De plus, Stories from the City, Stories from the Sea arrive juste avant le bon moment : très vite, le monde va s’emballer pour la nouvelle vague garage, des Strokes aux White Stripes, qui cultive les relents bluesy que PJ délaisse complètement. Un coup d’avance, donc, et un temps de retard : Stories… aurait parfaitement complété le tableau rock post-grunge des années 90. Acte sans doute volontaire : elle s’est toujours bien gardée de rallier quelconque chapelle, et ne comptait pas être une riot grrrl parmi les autres. Il n’en demeure pas moins qu’elle est une féministe qui souhaite remettre en cause et en question le patriarcat du rock’n’roll. Ses tout premiers singles, « Dress » et « Sheela-Na-Gig », ou, plus tard, « 50Ft Queenie », raillaient les efforts désespérés des hommes pour fantasmer les femmes comme faire-valoir. Dans Stories…, PJ nous balance un « The Whores Hustle and The Hustlers Whore » :

« This isn’t the first time I’ve asked for money or love
Heaven and Earth don’t ever mean enough
Speak to me of heroin and speed
Just give me something I can believe. »

Il n’y a pas que les hommes qui peuvent parler de sexe, poser torse nu, alpaguer le spectateur, attiser leur désir à la flamme des personnes qui les écoutent. Lorsqu’avec Björk, elle reprend « (I Can’t Get No) Satisfaction » sur le plateau de la cérémonie des Brit Awards en 1994, Allen Klein, le manager des Rolling Stones, aurait été si outré qu’il en aurait interdit la sortie du titre en single.
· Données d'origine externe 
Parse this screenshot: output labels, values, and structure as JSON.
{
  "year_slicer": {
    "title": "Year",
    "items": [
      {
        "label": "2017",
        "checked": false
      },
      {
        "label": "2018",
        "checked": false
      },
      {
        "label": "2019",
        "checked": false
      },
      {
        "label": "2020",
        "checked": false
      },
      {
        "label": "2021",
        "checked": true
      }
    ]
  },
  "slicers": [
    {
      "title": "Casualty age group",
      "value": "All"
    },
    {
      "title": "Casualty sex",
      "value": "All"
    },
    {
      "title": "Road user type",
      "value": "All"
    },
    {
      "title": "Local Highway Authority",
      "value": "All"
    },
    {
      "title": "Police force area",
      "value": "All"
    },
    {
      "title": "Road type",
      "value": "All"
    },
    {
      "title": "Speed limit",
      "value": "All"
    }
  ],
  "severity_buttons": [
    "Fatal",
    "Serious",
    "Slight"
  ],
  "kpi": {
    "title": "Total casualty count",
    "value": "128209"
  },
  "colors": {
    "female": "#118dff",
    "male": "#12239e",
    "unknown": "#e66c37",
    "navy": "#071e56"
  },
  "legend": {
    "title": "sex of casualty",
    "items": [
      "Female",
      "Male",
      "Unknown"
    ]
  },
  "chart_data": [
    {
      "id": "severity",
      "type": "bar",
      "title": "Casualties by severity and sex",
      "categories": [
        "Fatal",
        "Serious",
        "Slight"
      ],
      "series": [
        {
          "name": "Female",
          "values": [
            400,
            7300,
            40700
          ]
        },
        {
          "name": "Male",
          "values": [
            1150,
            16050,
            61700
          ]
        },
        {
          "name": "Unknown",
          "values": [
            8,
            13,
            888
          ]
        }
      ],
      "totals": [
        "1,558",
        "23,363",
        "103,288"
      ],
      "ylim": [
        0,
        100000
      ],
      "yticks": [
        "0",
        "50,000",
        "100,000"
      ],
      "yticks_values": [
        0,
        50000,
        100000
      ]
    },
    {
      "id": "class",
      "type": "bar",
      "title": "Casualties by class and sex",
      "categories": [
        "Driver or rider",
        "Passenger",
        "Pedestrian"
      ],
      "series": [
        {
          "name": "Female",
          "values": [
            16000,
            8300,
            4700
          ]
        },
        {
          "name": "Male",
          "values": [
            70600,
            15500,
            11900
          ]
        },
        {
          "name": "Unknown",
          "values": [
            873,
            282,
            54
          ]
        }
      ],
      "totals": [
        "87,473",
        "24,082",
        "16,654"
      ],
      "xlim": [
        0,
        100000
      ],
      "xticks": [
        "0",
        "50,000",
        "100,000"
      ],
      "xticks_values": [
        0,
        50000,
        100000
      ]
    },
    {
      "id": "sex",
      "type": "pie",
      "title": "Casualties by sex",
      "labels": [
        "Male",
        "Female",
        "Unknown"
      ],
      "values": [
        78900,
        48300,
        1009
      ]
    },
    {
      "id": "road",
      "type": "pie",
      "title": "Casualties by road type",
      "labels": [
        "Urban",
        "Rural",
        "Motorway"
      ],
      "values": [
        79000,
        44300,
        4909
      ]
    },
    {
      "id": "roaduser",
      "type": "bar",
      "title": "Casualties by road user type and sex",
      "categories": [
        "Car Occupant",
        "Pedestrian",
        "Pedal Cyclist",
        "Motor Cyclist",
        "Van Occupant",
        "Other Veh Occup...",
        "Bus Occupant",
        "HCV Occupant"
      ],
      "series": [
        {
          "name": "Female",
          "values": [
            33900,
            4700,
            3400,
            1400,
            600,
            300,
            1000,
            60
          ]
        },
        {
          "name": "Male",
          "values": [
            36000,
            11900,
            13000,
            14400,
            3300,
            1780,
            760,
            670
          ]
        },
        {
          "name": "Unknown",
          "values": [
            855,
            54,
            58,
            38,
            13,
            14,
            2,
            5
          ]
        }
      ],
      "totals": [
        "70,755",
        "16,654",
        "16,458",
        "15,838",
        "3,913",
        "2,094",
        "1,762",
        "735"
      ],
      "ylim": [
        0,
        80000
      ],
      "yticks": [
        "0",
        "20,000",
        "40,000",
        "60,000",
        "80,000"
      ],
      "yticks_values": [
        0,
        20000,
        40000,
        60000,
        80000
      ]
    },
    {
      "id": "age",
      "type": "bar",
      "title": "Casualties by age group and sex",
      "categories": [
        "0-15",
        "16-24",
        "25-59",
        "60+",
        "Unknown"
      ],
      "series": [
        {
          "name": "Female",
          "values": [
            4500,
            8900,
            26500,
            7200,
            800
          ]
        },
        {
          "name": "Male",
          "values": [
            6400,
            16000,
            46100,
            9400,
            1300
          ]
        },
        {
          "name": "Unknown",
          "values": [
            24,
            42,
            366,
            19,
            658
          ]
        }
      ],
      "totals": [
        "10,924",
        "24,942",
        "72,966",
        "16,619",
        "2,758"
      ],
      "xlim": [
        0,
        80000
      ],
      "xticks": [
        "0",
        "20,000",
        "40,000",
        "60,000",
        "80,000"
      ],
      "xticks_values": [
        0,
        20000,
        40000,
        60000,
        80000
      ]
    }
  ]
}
Pour conclure ces histoires de mer et de ville résonne le drôle de trip-hop de « We Float ». Il flirte avec la dissonance, égrenant tout ce que Polly Jean Harvey peut ressentir, comme nous tou.te.s : un besoin de liberté perpétuellement contrarié. Accompagnée d’un piano a priori maussade, elle s’élance sans préavis dans un refrain salvateur :

« We just kind of lost our way
But we were looking to be free
But one day
We’ll float
Take life as it comes. »

Prendre la vie comme elle vient, ce n’est pas ce qui lui ressemble le plus, elle qui a préservé sa spontanéité en manipulant à sa guise ses variations créatives. Pourtant, on la croit sur parole.